Cela passe notamment par l’accord du mineur et par un ensemble d’investigations permettant de s’assurer que le rétablissement des liens familiaux correspond à son intérêt supérieur et qu’il permet de le mettre à l’abri d’un certain nombre de risques d’exploitation, qui existent et qu’il ne faut pas minimiser.
Le retour volontaire du mineur isolé doit répondre à plusieurs principes propres à garantir non seulement la nécessité, mais également la faisabilité de ce retour. En premier lieu, le retour volontaire, comme son nom l’indique, se fonde sur l’accord du mineur : les travailleurs sociaux doivent s’assurer que cette volonté de retour est réelle et partagée.
Le lieu d’arrivée est aussi important que le départ, et les services sociaux doivent s’assurer que le bien-être de l’enfant sera garanti dans le pays de retour. L’intérêt supérieur de l’enfant, consacré par la Convention internationale des droits de l’enfant, commande d’inscrire le retour volontaire dans le cadre d’un véritable projet de vie adapté à la situation personnelle du mineur. Sur ce point, l’étude préalable menée par les services sociaux constitue un outil indispensable.
Ce processus, toujours fondé sur l’accord du mineur, suppose une enquête sociale qui prépare le rétablissement des liens familiaux, et surtout détermine les dangers ou les risques encourus par le mineur à l’arrivée.
Cette enquête incombe non seulement aux services sociaux français, mais également au pays d’accueil, qui doit garantir que le retour du mineur se fera dans les meilleures conditions.
Nous sommes là au cœur de la protection des mineurs isolés : est-il dans l’intérêt supérieur de l’enfant de le renvoyer dans un pays où le contexte politique et social, le système de protection des mineurs ou les risques d’exploitation sont susceptibles de briser le processus sécurisé mis en place en France ?
C’est dans ces circonstances qu’intervient le juge des enfants : magistrat indépendant, c’est lui qui apprécie l’intérêt supérieur de l’enfant et qui décide si le retour est bénéfique à celui-ci.
Ce n’est qu’à l’issue de ce long processus que le juge prononce une mainlevée de placement après s’être assuré de la conformité du retour à l’intérêt supérieur de l’enfant.
La protection du mineur peut cesser en France si et seulement si ces garanties sont respectées.
Or l’accord franco-roumain qui nous est présenté aujourd’hui contourne le droit commun de la protection des mineurs isolés pour créer un régime d’exception, qui privilégie la logique migratoire et celle de la lutte contre l’immigration illégale à la logique de la protection de l’enfance.
Plusieurs éléments permettent d’apprécier le nivellement par le bas des garanties offertes au mineur isolé par cet accord.
L’objectif est avant tout de faciliter l’éloignement, sans considération de la situation personnelle du mineur, ni de son bien-être, ni des risques qu’il encourt dans son pays d’origine.
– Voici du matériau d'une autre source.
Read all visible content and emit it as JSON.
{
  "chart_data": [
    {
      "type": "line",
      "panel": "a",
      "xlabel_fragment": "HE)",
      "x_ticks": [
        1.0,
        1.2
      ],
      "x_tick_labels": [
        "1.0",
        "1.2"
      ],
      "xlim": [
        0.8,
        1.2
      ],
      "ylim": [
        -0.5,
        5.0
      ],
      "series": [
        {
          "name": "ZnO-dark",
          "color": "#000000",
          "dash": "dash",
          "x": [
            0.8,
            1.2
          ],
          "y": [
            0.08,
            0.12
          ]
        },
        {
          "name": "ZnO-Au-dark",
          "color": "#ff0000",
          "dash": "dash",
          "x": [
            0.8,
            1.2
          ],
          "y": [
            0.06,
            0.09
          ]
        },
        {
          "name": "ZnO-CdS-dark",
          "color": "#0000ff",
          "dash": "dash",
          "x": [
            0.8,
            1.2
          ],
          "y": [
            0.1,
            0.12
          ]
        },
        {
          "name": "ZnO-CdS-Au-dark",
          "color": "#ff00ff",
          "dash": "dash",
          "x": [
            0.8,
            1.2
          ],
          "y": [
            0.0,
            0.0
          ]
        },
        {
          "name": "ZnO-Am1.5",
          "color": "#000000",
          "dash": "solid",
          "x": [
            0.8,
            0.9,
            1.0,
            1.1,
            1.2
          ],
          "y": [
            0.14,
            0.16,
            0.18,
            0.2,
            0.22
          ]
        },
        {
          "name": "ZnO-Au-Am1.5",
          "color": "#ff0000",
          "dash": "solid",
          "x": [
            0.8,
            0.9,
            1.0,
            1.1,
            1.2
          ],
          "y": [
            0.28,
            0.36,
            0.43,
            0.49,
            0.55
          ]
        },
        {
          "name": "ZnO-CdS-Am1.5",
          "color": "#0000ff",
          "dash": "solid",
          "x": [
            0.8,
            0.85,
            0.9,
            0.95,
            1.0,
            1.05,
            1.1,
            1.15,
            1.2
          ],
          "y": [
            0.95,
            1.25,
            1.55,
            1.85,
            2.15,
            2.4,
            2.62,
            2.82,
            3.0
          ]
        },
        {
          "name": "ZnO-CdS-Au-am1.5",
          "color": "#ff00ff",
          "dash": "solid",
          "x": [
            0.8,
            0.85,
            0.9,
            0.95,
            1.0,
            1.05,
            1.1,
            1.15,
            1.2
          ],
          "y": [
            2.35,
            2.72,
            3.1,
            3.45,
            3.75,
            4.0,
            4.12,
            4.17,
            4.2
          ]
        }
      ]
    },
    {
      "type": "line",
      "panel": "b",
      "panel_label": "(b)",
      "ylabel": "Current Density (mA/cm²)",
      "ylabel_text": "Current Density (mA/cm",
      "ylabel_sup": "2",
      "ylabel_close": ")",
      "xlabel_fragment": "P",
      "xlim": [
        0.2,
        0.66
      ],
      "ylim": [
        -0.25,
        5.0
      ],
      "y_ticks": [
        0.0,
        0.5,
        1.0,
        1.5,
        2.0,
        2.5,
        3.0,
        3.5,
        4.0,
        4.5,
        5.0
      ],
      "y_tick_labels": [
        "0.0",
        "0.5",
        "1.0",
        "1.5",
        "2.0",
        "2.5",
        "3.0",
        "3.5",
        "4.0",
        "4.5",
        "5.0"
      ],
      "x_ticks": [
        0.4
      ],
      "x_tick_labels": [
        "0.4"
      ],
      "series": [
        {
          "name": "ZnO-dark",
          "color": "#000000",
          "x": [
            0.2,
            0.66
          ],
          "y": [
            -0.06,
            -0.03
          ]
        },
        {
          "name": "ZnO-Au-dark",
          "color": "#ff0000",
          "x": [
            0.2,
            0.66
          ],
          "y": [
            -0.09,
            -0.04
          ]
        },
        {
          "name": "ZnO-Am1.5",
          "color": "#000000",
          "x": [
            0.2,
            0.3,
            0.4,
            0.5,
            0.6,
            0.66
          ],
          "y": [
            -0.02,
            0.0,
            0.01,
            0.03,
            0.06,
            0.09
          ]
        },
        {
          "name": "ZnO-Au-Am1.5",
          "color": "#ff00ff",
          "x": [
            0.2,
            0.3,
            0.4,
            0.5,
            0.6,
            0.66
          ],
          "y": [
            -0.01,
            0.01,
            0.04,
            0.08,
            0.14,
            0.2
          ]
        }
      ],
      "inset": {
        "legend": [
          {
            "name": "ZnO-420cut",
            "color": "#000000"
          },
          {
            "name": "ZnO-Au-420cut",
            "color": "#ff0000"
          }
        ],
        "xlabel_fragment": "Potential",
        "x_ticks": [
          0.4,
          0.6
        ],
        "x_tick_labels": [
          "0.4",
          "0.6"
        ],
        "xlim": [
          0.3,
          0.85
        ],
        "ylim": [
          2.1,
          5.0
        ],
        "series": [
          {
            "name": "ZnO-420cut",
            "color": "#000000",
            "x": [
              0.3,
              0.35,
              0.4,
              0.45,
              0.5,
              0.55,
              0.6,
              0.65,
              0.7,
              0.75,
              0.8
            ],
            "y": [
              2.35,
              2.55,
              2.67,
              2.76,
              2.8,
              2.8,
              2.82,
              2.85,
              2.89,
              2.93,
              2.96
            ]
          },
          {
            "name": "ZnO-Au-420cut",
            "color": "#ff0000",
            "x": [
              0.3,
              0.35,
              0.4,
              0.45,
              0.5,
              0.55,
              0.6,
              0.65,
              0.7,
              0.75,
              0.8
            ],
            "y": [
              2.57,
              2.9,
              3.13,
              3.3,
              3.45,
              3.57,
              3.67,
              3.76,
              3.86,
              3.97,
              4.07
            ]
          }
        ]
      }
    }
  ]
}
En d’autres termes, ce n’est rien de plus qu’un énième accord de réadmission qui ne dit pas son nom !
De manière méthodique, cet accord supprime les garde-fous pourtant nécessaires que j’évoquai à l’instant, qui permettent d’assurer un retour volontaire du mineur isolé selon un processus sécurisé et prenant en compte, de manière primordiale, l’intérêt supérieur de l’enfant.
Une à une, ces garanties sont supprimées au profit d’une logique de rentabilité, d’éloignement et, finalement, de maîtrise des flux migratoires.
La dimension humaine cède le pas à la logistique, ce qui nous semble aller à l’encontre non seulement des engagements internationaux de la France, mais également de la tradition française d’accueil et de protection, notamment des mineurs. Ne faites pas d’amalgame : nous parlons d’enfants, pas de délinquants !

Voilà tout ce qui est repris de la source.